I read this quote a few weeks later:
There is no matter what children should learn first, any more than what leg you should put into your breeches first. Sire, you may stand disputing which is best to put in first, but in the meantime your backside is bare. Sir, while you stand considering which of two things you should teach your child first, another boy has learn’t ’em both. ~Samuel Johnson
Okay, lesson learned.
I thought it would be a quick leap from those letters to reading. And cognitively, it was. He was perfectly capable of sounding out words, but the funny part was he rarely wanted to.
At preschool they tried to pull him out for one-on-one instruction, but he hated it because they took him out during play time. Reading was too hard and not fun.
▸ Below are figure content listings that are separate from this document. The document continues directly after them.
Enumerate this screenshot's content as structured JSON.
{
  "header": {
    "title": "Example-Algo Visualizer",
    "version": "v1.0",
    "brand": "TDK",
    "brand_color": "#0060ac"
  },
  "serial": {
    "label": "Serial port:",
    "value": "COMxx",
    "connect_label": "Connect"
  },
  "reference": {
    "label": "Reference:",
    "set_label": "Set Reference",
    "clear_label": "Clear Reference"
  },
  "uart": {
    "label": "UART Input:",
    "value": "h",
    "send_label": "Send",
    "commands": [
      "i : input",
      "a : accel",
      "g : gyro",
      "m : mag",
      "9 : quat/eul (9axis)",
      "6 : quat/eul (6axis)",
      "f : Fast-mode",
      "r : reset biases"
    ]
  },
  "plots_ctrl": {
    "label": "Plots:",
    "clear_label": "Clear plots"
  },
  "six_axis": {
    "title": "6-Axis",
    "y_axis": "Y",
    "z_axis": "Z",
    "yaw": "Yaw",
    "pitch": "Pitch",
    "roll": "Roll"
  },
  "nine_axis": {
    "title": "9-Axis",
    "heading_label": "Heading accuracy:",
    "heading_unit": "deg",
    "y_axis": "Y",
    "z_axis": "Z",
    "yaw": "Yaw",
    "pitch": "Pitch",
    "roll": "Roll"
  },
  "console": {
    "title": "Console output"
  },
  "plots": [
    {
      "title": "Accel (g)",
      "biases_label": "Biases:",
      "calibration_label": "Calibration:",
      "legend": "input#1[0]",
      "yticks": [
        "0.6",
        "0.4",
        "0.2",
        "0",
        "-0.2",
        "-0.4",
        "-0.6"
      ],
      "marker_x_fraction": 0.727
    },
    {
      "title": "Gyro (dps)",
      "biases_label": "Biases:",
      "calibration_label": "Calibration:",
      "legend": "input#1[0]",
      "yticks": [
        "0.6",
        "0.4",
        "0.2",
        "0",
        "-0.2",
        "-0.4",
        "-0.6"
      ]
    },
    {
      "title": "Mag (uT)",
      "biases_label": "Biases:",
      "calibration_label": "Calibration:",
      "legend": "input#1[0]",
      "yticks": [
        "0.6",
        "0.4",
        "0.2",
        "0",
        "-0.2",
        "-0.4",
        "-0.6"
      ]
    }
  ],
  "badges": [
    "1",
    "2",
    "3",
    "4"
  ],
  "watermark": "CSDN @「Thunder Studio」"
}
Occasionally he and I would have a good time with him reading Go, Dog, Go! or Green Eggs and Ham at home together, but only when it was his idea. Ninety-nine percent of the time he insisted I be the one to read.
I worried a little bit. I wasn’t stressed, because really it doesn’t matter when you learn to read; my little sister struggled until she was six, but now she’s an English Teaching major in college. But I worried that I was doing something wrong if he didn’t like to read and didn’t want to even though he could.
What happened to the magic moments I’d pictured of helping him sound out words? I mean, hello! I’m an English teacher. I shouldn’t have a kid who didn’t want to read!
Now he’s in his second year of preschool, and suddenly he’s reading like crazy. He gets to color one little square for every day he reads his preschool book-of-the-week (coloring a square? why didn’t I think of that incentive?), and he loves to do it.
What do I take from all this? Well, part of me wonders if he’s going to be bored in kindergarten now. Most of me is thrilled that he’s reading and loving it. And the tiniest part of me wonders what happened to my role in this.
I keep taking him to the public library as well as building up our own library, like these beginner books. Maybe I’ve been relegated to the role of the supplier.
Of course, I still read to him at night. I guess those are the moments I better savor.
Anybody else have experience with this learning-to-read stuff? Did you play a big part in it, or did your kid pick it up on her own? Did it seem impossible until it just all the sudden clicked for him?
Any tips on how to keep the love of reading alive? What worked for you as a kid?
The two-year-old loves Starfall now, so we’re approaching the second round.